Le parquet de Milan enquête sur l'ancien responsable des désignations arbitrales de Serie A, Gianluca Rocchi, pour avoir prétendument manipulé les affectations d'arbitres afin de favoriser l'Inter Milan lors de la saison 2024-25. Selon les documents de l'enquête, les procureurs disposent d'une interception environnementale provenant de San Siro dans laquelle Rocchi serait entendu en train de discuter des affectations pour deux matchs spécifiques impliquant l'Inter.
Les affectations clés faisant l'objet d'un examen minutieux sont celles d'Andrea Colombo pour le match de l'Inter à l'extérieur contre Bologne le 20 avril 2025, et de Daniele Doveri pour la demi-finale de la Coppa Italia le 23 avril 2025. L'avis de garantie indique que Colombo a été sélectionné en tant qu'arbitre "favorisé par l'équipe visiteuse", tandis que Doveri aurait été placé en demi-finale pour s'assurer qu'il n'arbitre pas une éventuelle finale ou des matchs cruciaux restants de Serie A, car il était considéré comme "non favorisé" par le club. À cette époque, l'Inter était engagé dans une lutte acharnée pour le titre avec Naples.
Des témoignages de plusieurs arbitres, dont Doveri et Colombo eux-mêmes, auraient apporté une confirmation supplémentaire d'un système présumé "orchestré". L'enquête, menée par le procureur Maurizio Ascione et menée par l'Unité Opérationnelle Métropolitaine de la Guardia di Finanza, suggère qu'il existait une conscience partagée parmi les officiels concernant ces affectations manipulées.
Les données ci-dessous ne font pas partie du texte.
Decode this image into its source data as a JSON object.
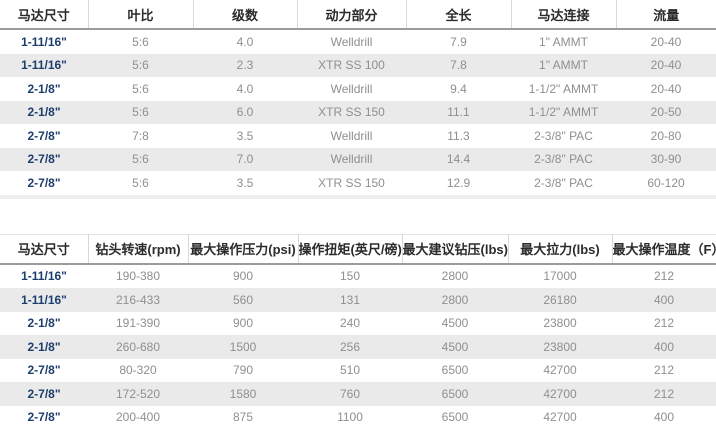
{
  "colors": {
    "header_text": "#2b2b2b",
    "motor_size_text": "#1d3e6d",
    "data_text": "#8f8f8f",
    "zebra_row_bg": "#eaeaea",
    "header_divider": "#d9d9d9",
    "header_underline": "#9b9b9b"
  },
  "table1": {
    "headers": [
      "马达尺寸",
      "叶比",
      "级数",
      "动力部分",
      "全长",
      "马达连接",
      "流量"
    ],
    "rows": [
      [
        "1-11/16\"",
        "5:6",
        "4.0",
        "Welldrill",
        "7.9",
        "1\" AMMT",
        "20-40"
      ],
      [
        "1-11/16\"",
        "5:6",
        "2.3",
        "XTR SS 100",
        "7.8",
        "1\" AMMT",
        "20-40"
      ],
      [
        "2-1/8\"",
        "5:6",
        "4.0",
        "Welldrill",
        "9.4",
        "1-1/2\" AMMT",
        "20-40"
      ],
      [
        "2-1/8\"",
        "5:6",
        "6.0",
        "XTR SS 150",
        "11.1",
        "1-1/2\" AMMT",
        "20-50"
      ],
      [
        "2-7/8\"",
        "7:8",
        "3.5",
        "Welldrill",
        "11.3",
        "2-3/8\" PAC",
        "20-80"
      ],
      [
        "2-7/8\"",
        "5:6",
        "7.0",
        "Welldrill",
        "14.4",
        "2-3/8\" PAC",
        "30-90"
      ],
      [
        "2-7/8\"",
        "5:6",
        "3.5",
        "XTR SS 150",
        "12.9",
        "2-3/8\" PAC",
        "60-120"
      ]
    ]
  },
  "table2": {
    "headers": [
      "马达尺寸",
      "钻头转速(rpm)",
      "最大操作压力(psi)",
      "操作扭矩(英尺/磅)",
      "最大建议钻压(lbs)",
      "最大拉力(lbs)",
      "最大操作温度（F）"
    ],
    "rows": [
      [
        "1-11/16\"",
        "190-380",
        "900",
        "150",
        "2800",
        "17000",
        "212"
      ],
      [
        "1-11/16\"",
        "216-433",
        "560",
        "131",
        "2800",
        "26180",
        "400"
      ],
      [
        "2-1/8\"",
        "191-390",
        "900",
        "240",
        "4500",
        "23800",
        "212"
      ],
      [
        "2-1/8\"",
        "260-680",
        "1500",
        "256",
        "4500",
        "23800",
        "400"
      ],
      [
        "2-7/8\"",
        "80-320",
        "790",
        "510",
        "6500",
        "42700",
        "212"
      ],
      [
        "2-7/8\"",
        "172-520",
        "1580",
        "760",
        "6500",
        "42700",
        "212"
      ],
      [
        "2-7/8\"",
        "200-400",
        "875",
        "1100",
        "6500",
        "42700",
        "400"
      ]
    ]
  }
}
Rocchi fait l'objet d'une enquête pour association de malfaiteurs aux côtés de plusieurs autres personnes du monde de l'arbitrage.
L'enquête plus large décrit un système interne au sein de l'arbitrage italien où les officiels se sentaient obligés de s'aligner sur la faction de Rocchi afin de garantir de futures affectations et des honoraires. Les anciens arbitres Domenico Rocca et Eugenio Abbattista auraient témoigné sur les mécanismes des évaluations post-match et les prétendues "purges" de ceux qui ne s'alignaient pas. Les procureurs ont réitéré que, pour l'instant, les clubs et leurs dirigeants ne font pas l'objet d'une enquête et ne sont pas considérés comme des parties lésées.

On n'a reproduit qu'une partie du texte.